Now I advised him about brute-force hacks and pointed out how pass-phrases are better than passwords. Since Jeff Covers it pretty good right there, I'm not even going to go into it anymore. But instead lets look at the other issue. Users locking themselves into a particular machine because the upgrading would be too painful in that they may loose files.

As I said already, I used to have this complaint, but over the last 15 years, it has shrank to not even being a minor annoyance. What's changed? Well, at first it was removable hard-drives, then USB sticks that hold more documents and pictures than I can imagine, but lately it's thanks to services like DropBoxGoogle Drive, and SkyDrive. Drop Box was kind of the pioneer of this, and even though space is limited, they are my favorite so far. But with a windows phone, I automatically had a  SkyDrive account set up. Which was nice when unexpectedly I bricked my first one by letting it hit the pavement with an excessive amount of force. I didn't have a back-up of the pictures I'd taken, and some of them I was going to miss. When I got my new phone, those pictures actually synced back on to my phone. I didn't know what happened at the time, but I sure was glad it happened. Interestingly enough, once I started to explore SkyDrive, I found some pictures also stored there from an old windows 6.5 phone. I'm not sure if I uploaded them and forgot or Microsoft did some sort of auto sync even back then (when it was called Mesh). Google Drive is the newest to me, so I can't say much about it yet, good or bad.

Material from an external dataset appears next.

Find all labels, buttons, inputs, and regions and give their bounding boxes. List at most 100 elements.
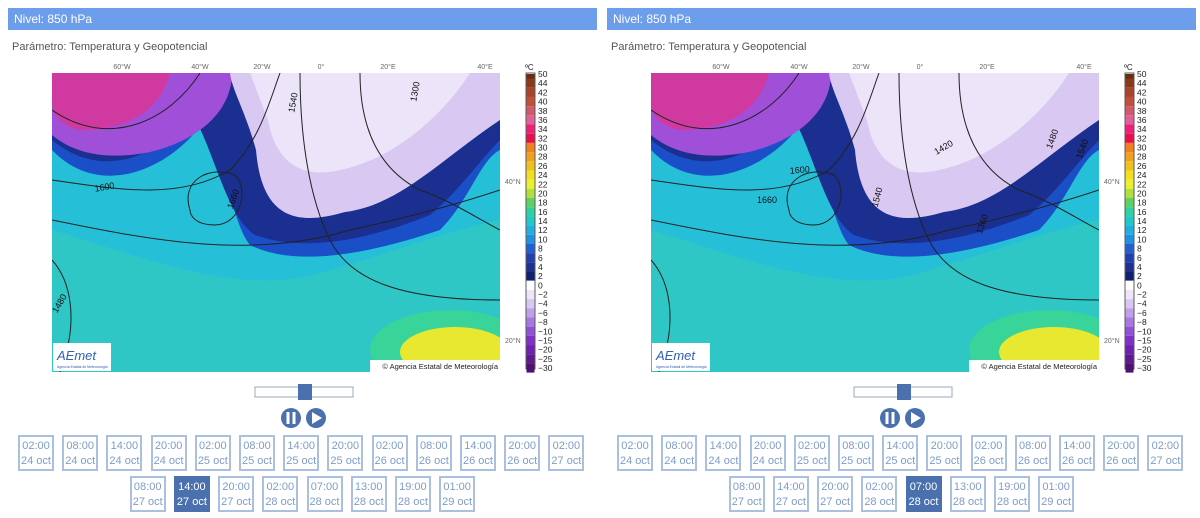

All of these services install a sync folder on your system. Anything you save there is also stored on the internet (I REFUSE to say "in the cloud." I will not refer to the might that is the internet by its symbol on a UML diagram, which was just a modern way of saying "Here there be dragons.") and synced to any other machines hooked up to your account. This is also incredibly convenient when you upgrade machines. All your pictures, docs, everything, are almost instantly brought to the new device. Upgrading has become painless for me simply because I can just download a program, log-in, and I already have access to everything. I highly recommend you make "my Dropbox" your new "My Documents."